Lorenz’s team used a mathematical process called splining—effectively using smooth, curved surfaces to “join” the areas between grids of existing data. “You can take a spot where there is no data, look how close it is to the nearest data, and use various approaches of averaging and estimating to calculate your best guess,” he said. “If you pick a point, and all the nearby points are high altitude, you’d need a special reason for thinking that point would be lower. We’re mathematically papering over the gaps in our coverage.”

Topo maps of parts of Titan have been released before, but not for the entire moon. See previous posts on The Map Room: Titan in Stereo; Topography of Titan.

Google Maps Redesigned

Google announced a complete redesign of Google Maps at their I/O developer conference yesterday. The new maps are vector-based, take up the entire browser window and change based on the context—highlighting certain streets, for example, based on a search—and your usage patterns. It’s also apparently quite resource intensive: these are maps designed for fast processors and fast Internet connections. It’s just an invite-only preview at the moment. For coverage see Engadget and The Verge.

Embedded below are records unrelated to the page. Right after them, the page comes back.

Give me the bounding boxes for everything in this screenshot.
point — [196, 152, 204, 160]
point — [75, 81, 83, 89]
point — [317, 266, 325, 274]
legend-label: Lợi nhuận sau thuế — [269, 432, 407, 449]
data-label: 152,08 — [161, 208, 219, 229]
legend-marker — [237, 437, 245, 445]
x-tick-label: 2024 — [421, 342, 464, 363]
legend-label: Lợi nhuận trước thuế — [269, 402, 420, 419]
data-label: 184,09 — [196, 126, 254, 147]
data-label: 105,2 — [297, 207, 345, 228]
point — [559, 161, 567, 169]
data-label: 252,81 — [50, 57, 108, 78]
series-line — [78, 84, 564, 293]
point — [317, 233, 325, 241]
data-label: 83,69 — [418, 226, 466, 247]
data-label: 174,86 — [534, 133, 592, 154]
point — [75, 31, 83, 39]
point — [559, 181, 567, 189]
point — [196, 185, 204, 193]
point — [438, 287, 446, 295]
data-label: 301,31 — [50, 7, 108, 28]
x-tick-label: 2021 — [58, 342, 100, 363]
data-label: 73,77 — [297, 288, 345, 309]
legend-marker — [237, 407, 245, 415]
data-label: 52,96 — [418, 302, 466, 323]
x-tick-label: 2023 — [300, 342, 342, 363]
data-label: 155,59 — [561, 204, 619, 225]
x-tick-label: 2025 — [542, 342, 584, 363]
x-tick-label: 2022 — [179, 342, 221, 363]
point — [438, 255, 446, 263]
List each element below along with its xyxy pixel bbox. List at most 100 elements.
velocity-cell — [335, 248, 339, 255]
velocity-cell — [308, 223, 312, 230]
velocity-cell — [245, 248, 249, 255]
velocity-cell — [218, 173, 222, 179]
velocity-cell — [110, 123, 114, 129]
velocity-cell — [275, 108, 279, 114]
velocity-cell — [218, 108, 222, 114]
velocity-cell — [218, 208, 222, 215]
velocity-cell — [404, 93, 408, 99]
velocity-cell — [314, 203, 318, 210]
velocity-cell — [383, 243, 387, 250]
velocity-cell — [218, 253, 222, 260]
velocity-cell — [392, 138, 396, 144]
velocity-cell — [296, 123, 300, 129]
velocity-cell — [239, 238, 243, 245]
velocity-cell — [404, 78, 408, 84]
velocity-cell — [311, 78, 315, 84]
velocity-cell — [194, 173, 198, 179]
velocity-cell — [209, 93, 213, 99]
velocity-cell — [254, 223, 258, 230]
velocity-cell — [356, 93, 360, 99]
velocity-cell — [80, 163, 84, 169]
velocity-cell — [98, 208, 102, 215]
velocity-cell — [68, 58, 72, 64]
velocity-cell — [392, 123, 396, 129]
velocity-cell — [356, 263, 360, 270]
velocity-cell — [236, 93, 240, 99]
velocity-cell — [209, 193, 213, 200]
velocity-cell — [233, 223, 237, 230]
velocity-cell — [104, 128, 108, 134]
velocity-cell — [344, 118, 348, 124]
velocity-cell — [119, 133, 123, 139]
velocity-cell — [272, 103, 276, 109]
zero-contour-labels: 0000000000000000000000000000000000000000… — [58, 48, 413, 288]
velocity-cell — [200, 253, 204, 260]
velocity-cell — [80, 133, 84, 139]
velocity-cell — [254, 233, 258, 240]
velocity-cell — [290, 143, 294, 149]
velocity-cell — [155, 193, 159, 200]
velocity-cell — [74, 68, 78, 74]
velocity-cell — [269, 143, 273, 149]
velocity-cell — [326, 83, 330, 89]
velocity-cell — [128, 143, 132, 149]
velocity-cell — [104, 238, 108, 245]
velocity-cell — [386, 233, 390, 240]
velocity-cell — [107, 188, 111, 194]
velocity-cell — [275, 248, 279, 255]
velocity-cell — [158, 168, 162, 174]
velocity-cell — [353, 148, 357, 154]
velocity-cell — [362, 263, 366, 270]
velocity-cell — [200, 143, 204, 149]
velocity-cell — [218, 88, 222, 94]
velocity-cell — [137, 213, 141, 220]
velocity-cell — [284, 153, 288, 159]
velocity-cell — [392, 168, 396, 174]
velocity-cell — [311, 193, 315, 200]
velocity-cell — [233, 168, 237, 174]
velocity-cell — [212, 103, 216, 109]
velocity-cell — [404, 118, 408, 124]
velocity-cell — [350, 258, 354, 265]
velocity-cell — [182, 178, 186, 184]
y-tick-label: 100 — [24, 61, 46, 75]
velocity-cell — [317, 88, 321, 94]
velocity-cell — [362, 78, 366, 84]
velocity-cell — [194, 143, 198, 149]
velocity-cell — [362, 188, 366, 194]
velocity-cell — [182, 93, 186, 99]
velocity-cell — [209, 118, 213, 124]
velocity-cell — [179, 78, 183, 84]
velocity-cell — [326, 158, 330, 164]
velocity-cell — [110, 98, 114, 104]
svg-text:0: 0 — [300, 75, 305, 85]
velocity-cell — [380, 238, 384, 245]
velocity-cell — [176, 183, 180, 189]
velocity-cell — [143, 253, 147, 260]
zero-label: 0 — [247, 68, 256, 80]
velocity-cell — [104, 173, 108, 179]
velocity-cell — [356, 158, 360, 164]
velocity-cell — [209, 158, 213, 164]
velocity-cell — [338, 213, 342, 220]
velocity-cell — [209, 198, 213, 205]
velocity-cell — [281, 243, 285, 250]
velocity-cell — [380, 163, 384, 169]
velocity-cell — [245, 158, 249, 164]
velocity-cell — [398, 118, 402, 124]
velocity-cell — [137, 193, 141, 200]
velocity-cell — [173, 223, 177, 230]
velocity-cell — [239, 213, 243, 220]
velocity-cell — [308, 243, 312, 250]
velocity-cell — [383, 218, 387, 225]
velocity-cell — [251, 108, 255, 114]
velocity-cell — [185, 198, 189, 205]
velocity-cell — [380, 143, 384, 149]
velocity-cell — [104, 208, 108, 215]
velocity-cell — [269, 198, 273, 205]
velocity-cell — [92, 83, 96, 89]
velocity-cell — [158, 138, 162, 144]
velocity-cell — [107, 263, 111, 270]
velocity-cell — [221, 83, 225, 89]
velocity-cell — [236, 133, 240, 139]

OpenStreetMap’s New Map Editor

OpenStreetMap has launched a new map editing interface that runs, for the first time, in HTML5. (Potlatch, the previous web-based map editor, uses Flash, and JOSM runs in Java, which I always thought was ironic for an open project.) The editor, called iD, is live now, and is designed to make editing the map more accessible to beginning mapmakers. I’ve given it a quick try this morning. My summary judgment is that if you have any experience using another editor, you should stick with it. iD is far slower than Potlatch at the moment, and does things sufficiently differently that you might have a hard time finding things. I made a mess trying to edit the existing map. But will it lower the barrier to making new contributions, particularly for casual or non-technical contributors? I hope so.